A declaração, porém, acendeu questionamentos. O principal deles é: como liderar uma articulação internacional enquanto organizações como o Primeiro Comando da Capital e o Comando Vermelho seguem expandindo influência em diferentes regiões do Brasil, inclusive em rotas internacionais de drogas, armas e lavagem de dinheiro?
Especialistas e opositores também apontam que, embora o discurso presidencial destaque cooperação e inclusão social, faltam anúncios concretos de novas ações nacionais, metas operacionais ou mudanças estruturais no enfrentamento às facções.
Outro ponto que amplia as críticas é a situação social do país. Enquanto Lula defende “alternativas econômicas” como caminho para reduzir a criminalidade, o Brasil também enfrenta crescimento da vulnerabilidade social. Levantamento do Observatório Brasileiro de Políticas Públicas com a População em Situação de Rua, ligado à Universidade Federal de Minas Gerais, mostra que o país encerrou 2025 com mais de 365 mil pessoas vivendo em situação de rua, número superior ao registrado no ano anterior. Os dados são baseados no Cadastro Único do governo federal.
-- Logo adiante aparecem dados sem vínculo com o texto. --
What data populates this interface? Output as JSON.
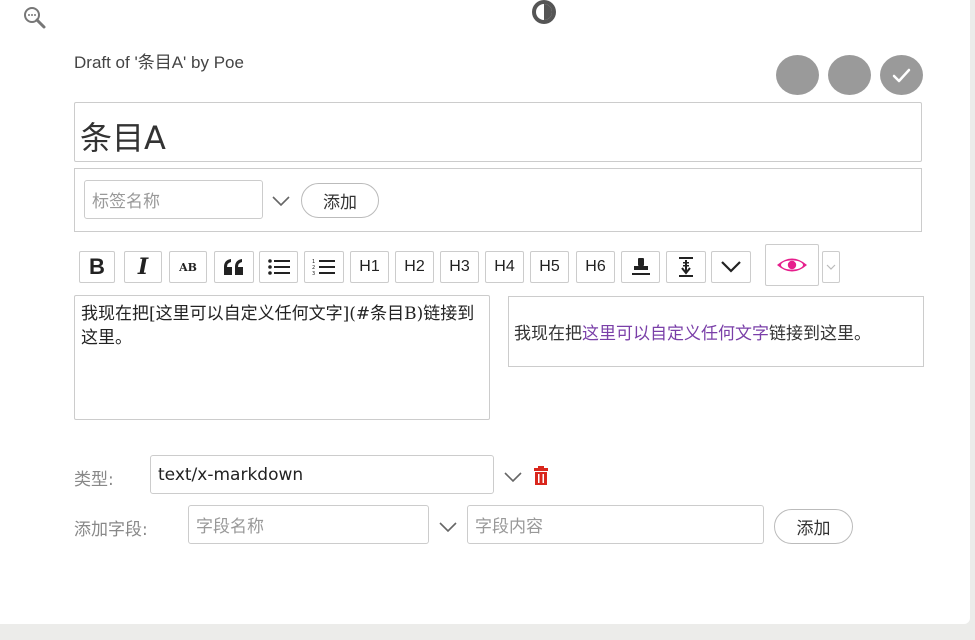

A escalada desse número alimenta outro questionamento político: se o governo aposta em inclusão social como ferramenta de combate ao crime, por que indicadores de vulnerabilidade continuam crescendo?
Críticos afirmam que a ausência de políticas mais robustas de moradia, saúde mental, combate à dependência química e reinserção profissional pode acabar ampliando ambientes de exclusão social, justamente os espaços onde organizações criminosas historicamente recrutam novos integrantes.
Além disso, a opção do governo de evitar qualquer debate sobre classificar facções como organizações terroristas também divide opiniões. Enquanto aliados veem a posição como defesa da soberania nacional, adversários argumentam que a postura pode ser interpretada como excesso de cautela diante de grupos que hoje possuem atuação transnacional e forte poder armado.
Ao defender que “o Brasil não abre mão da democracia e da soberania”, Lula buscou reforçar independência diplomática. Mas, internamente, o discurso reacendeu uma cobrança que acompanha o governo desde o início do mandato: mais do que articulação internacional, parte da população espera respostas visíveis para a violência urbana, para o domínio territorial das facções e para a crise social que segue crescendo em diversas cidades brasileiras.